【ピアノ】映画「課外授業」レビュー:ピアノ音楽が紡ぐ心理描写
► はじめに
映画「課外授業(Lezioni private)」は、田舎の音楽学校を舞台に若い男性生徒と女性ピアノ教師の関係を描いた作品です。音楽演出では、物語の奥行きを生み出すことに成功した注目すべき点が複数あるため、本記事で解説していきます。
※本作には成人向けの描写が含まれますので、視聴の際はご注意ください。
・公開年:1975年(イタリア)
・監督: ヴィットリオ・デ・システィ
・ピアノ関連度:★★★★☆
► 内容について
以下では、映画の具体的なシーンや楽曲の使われ方について解説しています。未視聴の方はご注意ください。
音楽用語解説:
状況内音楽
ストーリー内で実際にその場で流れている音楽。 例:ラジオから流れる音楽、誰かの演奏
状況外音楽
外的につけられた通常のBGMで、登場人物には聴こえていない音楽
‣ 状況外音楽が起点となるストーリーの展開
映画冒頭から28分間、ピアノ演奏などの状況内音楽は聴かれますが、通常のBGM(状況外音楽)は一切使用されません。この沈黙は意図的なもので、28分の時点で初めて状況外音楽が流れることで、物語が新たな局面へと移行することを音楽的に示しています。
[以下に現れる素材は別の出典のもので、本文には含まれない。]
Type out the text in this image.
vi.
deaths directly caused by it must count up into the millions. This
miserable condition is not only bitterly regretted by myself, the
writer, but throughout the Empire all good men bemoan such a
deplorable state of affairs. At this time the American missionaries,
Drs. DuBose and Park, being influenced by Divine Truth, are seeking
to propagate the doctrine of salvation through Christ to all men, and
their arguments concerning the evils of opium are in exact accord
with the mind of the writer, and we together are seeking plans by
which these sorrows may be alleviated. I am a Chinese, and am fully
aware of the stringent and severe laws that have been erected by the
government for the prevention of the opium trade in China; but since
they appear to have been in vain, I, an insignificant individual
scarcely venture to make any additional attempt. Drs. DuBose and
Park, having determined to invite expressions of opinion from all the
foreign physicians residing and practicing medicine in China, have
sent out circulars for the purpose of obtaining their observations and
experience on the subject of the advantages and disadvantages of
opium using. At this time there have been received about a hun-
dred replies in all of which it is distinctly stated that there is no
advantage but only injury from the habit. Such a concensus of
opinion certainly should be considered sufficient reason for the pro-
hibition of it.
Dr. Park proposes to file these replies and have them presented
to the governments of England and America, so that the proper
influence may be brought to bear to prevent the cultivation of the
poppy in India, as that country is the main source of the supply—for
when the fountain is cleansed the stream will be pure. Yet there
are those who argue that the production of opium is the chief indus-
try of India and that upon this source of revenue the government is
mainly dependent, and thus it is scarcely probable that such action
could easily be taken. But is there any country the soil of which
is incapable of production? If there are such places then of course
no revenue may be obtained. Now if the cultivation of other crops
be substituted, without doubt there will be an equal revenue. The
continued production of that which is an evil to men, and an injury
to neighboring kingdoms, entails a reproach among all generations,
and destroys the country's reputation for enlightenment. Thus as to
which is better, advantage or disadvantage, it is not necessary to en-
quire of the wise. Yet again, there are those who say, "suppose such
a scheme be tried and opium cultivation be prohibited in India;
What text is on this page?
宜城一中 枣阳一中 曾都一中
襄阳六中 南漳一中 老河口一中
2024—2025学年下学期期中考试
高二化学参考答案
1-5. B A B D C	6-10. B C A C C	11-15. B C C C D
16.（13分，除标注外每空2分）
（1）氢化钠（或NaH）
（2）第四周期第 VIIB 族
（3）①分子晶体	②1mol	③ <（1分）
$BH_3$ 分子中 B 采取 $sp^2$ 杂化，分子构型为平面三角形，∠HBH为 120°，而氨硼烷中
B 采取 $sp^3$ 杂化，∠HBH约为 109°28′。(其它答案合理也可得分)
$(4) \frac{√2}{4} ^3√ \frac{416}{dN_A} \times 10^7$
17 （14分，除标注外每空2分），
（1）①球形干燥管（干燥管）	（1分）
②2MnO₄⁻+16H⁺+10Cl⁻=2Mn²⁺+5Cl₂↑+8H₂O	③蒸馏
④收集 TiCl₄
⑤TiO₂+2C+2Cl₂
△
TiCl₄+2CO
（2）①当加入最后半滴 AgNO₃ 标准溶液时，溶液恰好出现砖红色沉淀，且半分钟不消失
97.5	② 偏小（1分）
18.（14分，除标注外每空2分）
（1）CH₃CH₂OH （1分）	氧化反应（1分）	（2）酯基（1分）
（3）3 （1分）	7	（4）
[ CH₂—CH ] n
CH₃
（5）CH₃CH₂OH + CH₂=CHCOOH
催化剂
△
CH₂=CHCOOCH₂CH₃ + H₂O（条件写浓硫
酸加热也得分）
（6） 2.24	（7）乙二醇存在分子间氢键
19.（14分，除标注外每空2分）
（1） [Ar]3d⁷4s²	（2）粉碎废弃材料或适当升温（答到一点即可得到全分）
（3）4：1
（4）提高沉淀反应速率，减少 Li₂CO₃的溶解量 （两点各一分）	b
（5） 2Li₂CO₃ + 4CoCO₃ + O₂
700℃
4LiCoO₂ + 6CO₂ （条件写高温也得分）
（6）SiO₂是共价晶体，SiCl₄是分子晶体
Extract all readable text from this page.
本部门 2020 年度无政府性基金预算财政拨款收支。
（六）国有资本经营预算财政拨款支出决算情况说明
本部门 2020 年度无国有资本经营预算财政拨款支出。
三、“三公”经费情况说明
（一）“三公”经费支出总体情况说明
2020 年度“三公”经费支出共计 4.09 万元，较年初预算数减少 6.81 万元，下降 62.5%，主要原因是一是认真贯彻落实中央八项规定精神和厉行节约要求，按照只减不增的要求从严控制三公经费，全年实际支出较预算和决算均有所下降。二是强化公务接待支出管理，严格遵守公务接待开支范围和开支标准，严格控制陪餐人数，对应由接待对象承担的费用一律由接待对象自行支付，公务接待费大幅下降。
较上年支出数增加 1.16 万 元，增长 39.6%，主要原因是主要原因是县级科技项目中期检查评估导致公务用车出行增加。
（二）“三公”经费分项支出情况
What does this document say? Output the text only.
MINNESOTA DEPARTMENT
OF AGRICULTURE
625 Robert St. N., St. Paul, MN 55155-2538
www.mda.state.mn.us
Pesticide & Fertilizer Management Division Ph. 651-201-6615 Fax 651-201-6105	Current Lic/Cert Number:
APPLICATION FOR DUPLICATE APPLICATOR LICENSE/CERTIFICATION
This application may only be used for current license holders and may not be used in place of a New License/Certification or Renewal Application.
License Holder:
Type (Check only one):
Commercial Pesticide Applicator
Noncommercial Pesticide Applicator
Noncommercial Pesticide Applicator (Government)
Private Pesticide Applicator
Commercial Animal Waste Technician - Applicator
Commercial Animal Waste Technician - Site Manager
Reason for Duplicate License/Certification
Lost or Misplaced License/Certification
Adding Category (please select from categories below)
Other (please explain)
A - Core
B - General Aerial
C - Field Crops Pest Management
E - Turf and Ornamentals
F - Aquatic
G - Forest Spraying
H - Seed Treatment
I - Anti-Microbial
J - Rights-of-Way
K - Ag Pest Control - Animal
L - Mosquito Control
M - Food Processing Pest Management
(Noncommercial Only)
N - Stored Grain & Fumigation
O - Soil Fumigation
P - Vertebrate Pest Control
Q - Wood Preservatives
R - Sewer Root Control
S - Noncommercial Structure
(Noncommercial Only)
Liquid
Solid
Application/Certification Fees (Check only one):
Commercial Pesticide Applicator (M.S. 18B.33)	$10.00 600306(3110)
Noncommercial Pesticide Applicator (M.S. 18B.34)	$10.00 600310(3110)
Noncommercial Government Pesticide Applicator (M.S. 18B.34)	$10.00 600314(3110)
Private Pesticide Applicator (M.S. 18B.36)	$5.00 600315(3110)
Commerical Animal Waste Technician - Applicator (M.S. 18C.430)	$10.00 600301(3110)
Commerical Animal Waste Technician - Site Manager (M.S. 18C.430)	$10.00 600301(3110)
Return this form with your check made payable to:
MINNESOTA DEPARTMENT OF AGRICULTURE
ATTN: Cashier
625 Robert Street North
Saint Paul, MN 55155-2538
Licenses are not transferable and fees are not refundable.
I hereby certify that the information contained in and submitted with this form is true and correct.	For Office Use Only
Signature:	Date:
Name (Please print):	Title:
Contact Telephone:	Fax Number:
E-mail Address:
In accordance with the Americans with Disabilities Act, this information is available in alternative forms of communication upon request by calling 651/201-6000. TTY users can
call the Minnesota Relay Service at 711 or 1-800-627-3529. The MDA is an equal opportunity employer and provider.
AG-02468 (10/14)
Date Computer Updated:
状況外音楽が使用される場面には明確な傾向があり、アルトフルートやエレクトリックピアノを用いた官能的な楽曲が、いつも大人なシーンで効果的に使われています。例えば:
・ラウラ先生の写真をガブリエルが撮影する場面
・アレッサンドロがパオラの血を吸う場面
・ラウラ先生のブラウスやスカートが持ち上がる場面
・アレッサンドロとガブリエルがラウラ先生の毛を剃る場面
・ラウラ先生とアレッサンドロがキスをする場面
・アレッサンドロとパオラが結ばれ、緑の草原で自由になっているラストシーン
この音楽設計により、作品全体に統一感が生まれるとともに、登場人物の状況が視覚だけでなく聴覚からも伝わってくるのです。
‣ ブラームス「ハンガリー舞曲第5番」の計算された使用
状況内音楽から状況外音楽への転換でも、注目すべき場面があります。
本編20分頃、ラウラ先生は、アレッサンドロにピアノを弾くように言います。ラウラ先生とアレッサンドロの連弾シーンでは、ブラームスの「ハンガリー舞曲 第5番」が演奏されますが、画面には一度も演奏する2人の姿が映されません。会話の内容と音楽だけで、これが劇中で実際に演奏されている状況内音楽であることを観客に理解させる手法です。
さらに面白いのは、その音楽を継続させたまま屋外のコミカルな騒動シーンへと映像が切り替わる点です。テンポの速さや中間部のコミカルさを持ち合わせた「ハンガリー舞曲 第5番」は、屋内の親密なシーンと屋外の滑稽なシーンの両方に機能する楽曲として選ばれており、緻密な計算が確認できます。
後にラウラ先生とアレッサンドロがこの楽曲を連弾する場面があるので、それを見たときに、本編20分頃の連弾のもうひとりの奏者はラウラ先生だったと推測できる点も凝っていると言えるでしょう。
‣ 演奏の中断が生む心理描写
本作では「カット・アウト(音楽の突然の中断)」が効果的に使用されています。例えば:
・本編7分頃、授業中の風船が割れる音で、ラウラ先生が演奏をやめる
・本編10分頃、自宅でピアノを練習しているアレッサンドロは、過保護な母親に触れられて演奏をやめる
・本編31分頃、自宅でピアノを練習しているアレッサンドロは、やはり母親に話しかけられて演奏をやめる
・本編43分頃、授業中に学生が本を落とした音で、ラウラ先生が演奏をやめる
同じ「中断」でも、その表現方法に微妙な差異を持たせている点に着目しましょう。ゆるやかに演奏が止まる場合と、急激に音が途切れる場合では、その場の緊張感や登場人物の心理状態が大きく異なって伝わります。この繊細な音楽演出により、セリフに頼らない心理描写が実現されているのです。
► 終わりに
本作は、上記のような様々な音楽的な工夫で物語の心理的な奥行きを生み出すことに成功した作品です。成人向けの描写などが含まれており、やや特殊なピアノ映画ですが、音楽表現を意識しながら一度鑑賞してみるのもいいでしょう。